旬の果物を使ったスイーツを次々と商品開発。すでに人気のケーキ缶とキッチンスタッフが商品開発した初夏の新作タカミメロンパフェ(画像提供:芳蔵園)

加工所の作業動線も慶太さんが設計。催事で1日数十万円を売り上げる商品の製造をこの加工所で全てまかなっています。催事出店でのオペレーションの安定性で信頼を得て、ふなばしアンデルセン公園内の売店経営の声がかかり、今年3月にFromFarmの常設店第一号をオープン。既存の設備を活用して前の店舗オーナーがやっていた唐揚げとオムライスも提供しています。

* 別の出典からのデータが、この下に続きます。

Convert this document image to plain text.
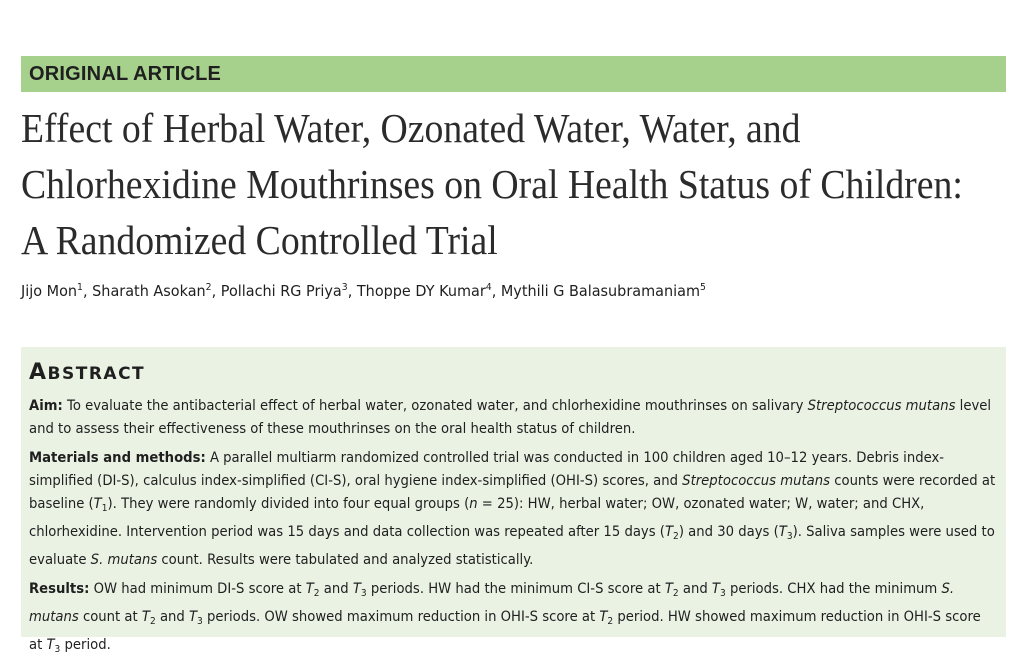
ORIGINAL ARTICLE
Effect of Herbal Water, Ozonated Water, Water, and
Chlorhexidine Mouthrinses on Oral Health Status of Children:
A Randomized Controlled Trial
Jijo Mon$^1$, Sharath Asokan$^2$, Pollachi RG Priya$^3$, Thoppe DY Kumar$^4$, Mythili G Balasubramaniam$^5$
ABSTRACT

Aim: To evaluate the antibacterial effect of herbal water, ozonated water, and chlorhexidine mouthrinses on salivary Streptococcus mutans level and to assess their effectiveness of these mouthrinses on the oral health status of children.

Materials and methods: A parallel multiarm randomized controlled trial was conducted in 100 children aged 10–12 years. Debris index-simplified (DI-S), calculus index-simplified (CI-S), oral hygiene index-simplified (OHI-S) scores, and Streptococcus mutans counts were recorded at baseline $(T_1)$. They were randomly divided into four equal groups (n = 25): HW, herbal water; OW, ozonated water; W, water; and CHX, chlorhexidine. Intervention period was 15 days and data collection was repeated after 15 days $(T_2)$ and 30 days $(T_3)$. Saliva samples were used to evaluate S. mutans count. Results were tabulated and analyzed statistically.

Results: OW had minimum DI-S score at $T_2$ and $T_3$ periods. HW had the minimum CI-S score at $T_2$ and $T_3$ periods. CHX had the minimum S. mutans count at $T_2$ and $T_3$ periods. OW showed maximum reduction in OHI-S score at $T_2$ period. HW showed maximum reduction in OHI-S score at $T_3$ period.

「最繁忙期のゴールデンウィークに欠品もロスも出さずに営業できたことが自信になりました」と慶太さん。智恵さんの夢である「農園カフェ」開業に大きく近づきました。

農園カフェはゴールではなくスタート

加工所に、新たにコンベクションオーブン、ガステーブルなどの設備が導入され、農園カフェは、梨の繁忙期が終わるのを待ってオープン予定。事業化にあたり、慶太さんは経済産業省の事業再構築補助金を申請。補助金活用のノウハウも農業仲間に伝えています。農家には珍しく船橋市商工会議所に所属。2022年に芳蔵園を法人化し、企業としての経営を目指しています。

「夢の話になりますが、ゆくゆくは農家が喜ぶ道の駅を作りたい」と慶太さん。「農家が喜ぶ」のコンセプトは、農家が生産に打ち込める環境を作ること。農業は非効率が多い産業ですが、そのクラフトマンシップが魅力でもあり、価値を伝えるブランディングが大事。農作物の物流、加工、流通をシステム化して生産者と需要者をマッチングできる農業経営者を目指し、その活動も一歩ずつ進めているところだそう。

農園の旬を届けるフルーツサンドは芳蔵園の飲食事業の原点

アンテナショップとしてのキッチンカー1台から飲食事業を築き上げ、満を持して開業する農園カフェ。「本当にオープンできるのかドキドキしています」と話す智恵さんですが、「マネージャーとして任せられる」と慶太さんは太鼓判を押す。この2人なら「農家が喜ぶ道の駅」もそう遠くない話かもしれません。